ACADEMICUS



UN PUENTE ENTRE EL MUNDO ACADÉMICO Y UNIVERSITARIO Y LA SOCIEDAD.


viernes, 29 de julio de 2011

FURIA EN LA PENUMBRA POR ENRIQUE PINTI






Están ahí, agazapados en la penumbra, interrumpiendo nuestro placer, metiéndose inoportunamente en tramas dramáticas o divertidas, en viajes espaciales en tercera dimensión, en diálogos de Ingmar Bergman o Woody Allen y en algún hermoso tango de Gardel. Están ahí llegando tarde, tropezando, riendo a destiempo, conversando de pavadas como si estuvieran en el living de su casa y masticando ruidosamente pochoclo, panchos o crocantes papas fritas. Y uno se pregunta: ¿Qué he hecho yo para merecer esto? Nada, compré una entrada de cine y tengo la pretensión de ver eso que me propuse ver para entretenerme, divertirme, emocionarme o dormir plácidamente en el hipotético caso de que sea un plomazo. Pero ellos viven en otro mundo, en otra galaxia. Creen que están solos, en sus casas, bajando por Internet alguna película y compartiendo con amigos, familiares y mascotas una velada que incluye pizza, comida china o empanadas y vino. Ahí, en esa party privada, comentan la película, acotan, contestan los diálogos, se solazan reflexionando en voz alta acerca de efectos especiales o del modo en que se les notan las cirugías a las actrices con esto del HD. O pidiendo que paren la proyección porque necesitan desahogar sus vejigas y traer más cerveza. Todo lo cual está perfecto para veladas privadas, pero cuando se intenta hacer lo mismo en una sala cinematográfica la cosa se convierte en un acto agresivo de muy mala educación. Son pequeños actos de desprecio por el otro que no revisten mayor importancia en términos vitales (no se trata de cosas hechas con premeditación y alevosía ni entrañan peligro físico para el semejante, no producen la muerte de nadie y, por lo tanto, no pueden calificarse como delitos, crímenes y pecados. Muchas veces, ni siquiera como contravenciones). Simplemente son errores de conducta que molestan sólo a los locos que no vamos a cines y teatros a matar el tiempo, sino a tratar de gozar, sufrir y a veces a reflexionar acerca de nuestra naturaleza. Somos esos dinosaurios para los que una sala de cine, grande o pequeña, lujosa o modesta, es un lugar elegido libremente para ver algo que puede gustarnos mucho, poco o nada. Pero que en cualquier caso queremos tener la mínima tranquilidad como para poder evaluarlo.

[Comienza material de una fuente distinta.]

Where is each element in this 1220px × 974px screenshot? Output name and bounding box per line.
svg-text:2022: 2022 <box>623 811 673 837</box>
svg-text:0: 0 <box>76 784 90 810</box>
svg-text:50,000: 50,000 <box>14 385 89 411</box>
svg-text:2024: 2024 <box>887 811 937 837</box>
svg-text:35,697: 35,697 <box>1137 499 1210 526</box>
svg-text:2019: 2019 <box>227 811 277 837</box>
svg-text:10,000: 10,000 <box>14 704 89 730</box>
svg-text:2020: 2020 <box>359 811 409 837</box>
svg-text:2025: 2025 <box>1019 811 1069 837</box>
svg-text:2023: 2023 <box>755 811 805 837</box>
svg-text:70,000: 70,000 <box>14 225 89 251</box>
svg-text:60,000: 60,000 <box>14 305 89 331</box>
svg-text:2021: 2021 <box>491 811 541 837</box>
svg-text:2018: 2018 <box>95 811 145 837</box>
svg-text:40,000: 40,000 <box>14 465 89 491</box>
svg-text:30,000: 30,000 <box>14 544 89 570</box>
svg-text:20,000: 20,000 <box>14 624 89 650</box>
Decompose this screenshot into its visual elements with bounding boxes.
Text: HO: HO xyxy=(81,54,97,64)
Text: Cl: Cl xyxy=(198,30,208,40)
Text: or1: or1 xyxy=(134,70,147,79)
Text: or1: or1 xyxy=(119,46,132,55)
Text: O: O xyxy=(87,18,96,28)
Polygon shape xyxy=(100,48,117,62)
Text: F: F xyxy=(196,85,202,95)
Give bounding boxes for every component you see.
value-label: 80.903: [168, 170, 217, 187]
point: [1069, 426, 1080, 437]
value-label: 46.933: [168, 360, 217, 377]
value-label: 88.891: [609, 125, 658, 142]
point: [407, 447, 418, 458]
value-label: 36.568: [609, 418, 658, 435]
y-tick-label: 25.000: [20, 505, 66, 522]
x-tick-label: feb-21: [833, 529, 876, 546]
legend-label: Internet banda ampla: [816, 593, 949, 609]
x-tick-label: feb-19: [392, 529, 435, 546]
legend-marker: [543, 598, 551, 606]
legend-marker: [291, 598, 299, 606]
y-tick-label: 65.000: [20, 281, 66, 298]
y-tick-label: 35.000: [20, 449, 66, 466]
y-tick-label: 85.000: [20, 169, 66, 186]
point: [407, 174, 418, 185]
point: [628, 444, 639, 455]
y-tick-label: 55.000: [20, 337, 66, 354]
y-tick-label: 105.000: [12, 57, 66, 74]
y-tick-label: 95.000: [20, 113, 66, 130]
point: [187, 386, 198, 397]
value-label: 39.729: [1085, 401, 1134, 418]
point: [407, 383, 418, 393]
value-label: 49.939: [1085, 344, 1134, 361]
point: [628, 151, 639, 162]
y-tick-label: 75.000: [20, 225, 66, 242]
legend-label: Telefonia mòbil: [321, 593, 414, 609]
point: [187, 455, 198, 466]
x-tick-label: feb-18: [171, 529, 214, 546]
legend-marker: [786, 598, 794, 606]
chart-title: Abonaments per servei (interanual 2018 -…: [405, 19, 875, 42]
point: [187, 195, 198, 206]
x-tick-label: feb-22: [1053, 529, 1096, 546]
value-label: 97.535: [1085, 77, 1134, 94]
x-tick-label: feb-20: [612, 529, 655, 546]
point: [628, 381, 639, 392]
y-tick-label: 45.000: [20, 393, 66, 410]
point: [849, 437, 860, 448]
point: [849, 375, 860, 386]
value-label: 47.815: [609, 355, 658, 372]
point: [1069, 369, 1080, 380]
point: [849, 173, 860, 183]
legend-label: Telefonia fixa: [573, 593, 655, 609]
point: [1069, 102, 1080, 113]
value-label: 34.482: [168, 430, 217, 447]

Otras personas, en cambio, entran al cine para refugiarse de la lluvia, gozar de la refrigeración en bochornosas jornadas veraniegas, hacer arrumacos con su pareja o descansar entre compra y compra en algún shopping. De esos nada bueno puede esperarse. Probablemente ronquen ruidosamente, lo cual ya es bastante molesto, pero será preferible a soportar a los que han hecho del cine un lugar para comer. ¡Qué lejos están aquellos tiempos de mi infancia donde el máximo exceso gastronómico eran los caramelos! ¡O, como una orgía pantagruélica, los helados que comprábamos en los intervalos entre película y película (en aquellas maratones de los triples programas de las salas de barrio), que devorábamos en ese momento, con las luces encendidas, para que al comienzo del film ya estuvieran en nuestro estómago! En las últimas décadas han proliferado las franquicias de gaseosas, helados, golosinas, pizza, panchos con ketchup y mostaza, papas fritas y café, que parecen ser el objetivo mayor del evento. Las colas frente a los mostradores son tanto o más largas que las de la boletería. Tras demorarse en elegir, pagar, reclamar por promociones que no son válidas ese día y otros comentarios, sus integrantes llegan a la sala con varios minutos de retraso, justo cuando los estúpidos puntuales que comemos antes o después de la función estamos tratando de entender de qué va la peli. Y, claro, como ellos no pueden ver bien porque las luces se han apagado, tropiezan desparramando pochoclo y gaseosas. Cuando no logran que alguna porción de pizza se estrelle como una escarapela en nuestras solapas.

Luego siguen el scrunch, scrunch de la masticación y las tentaciones de risa aunque estén proyectando una tragedia griega.

Al final, la retirada rápida pisando nuestros pies y no dejándonos leer los créditos finales a los que todavía vamos al cine a tragar algo diferente del pochoclo. No puedo callármelo: los odio.

Domingo 24 de julio de 2011 | Publicado en edición impresa Revista LN.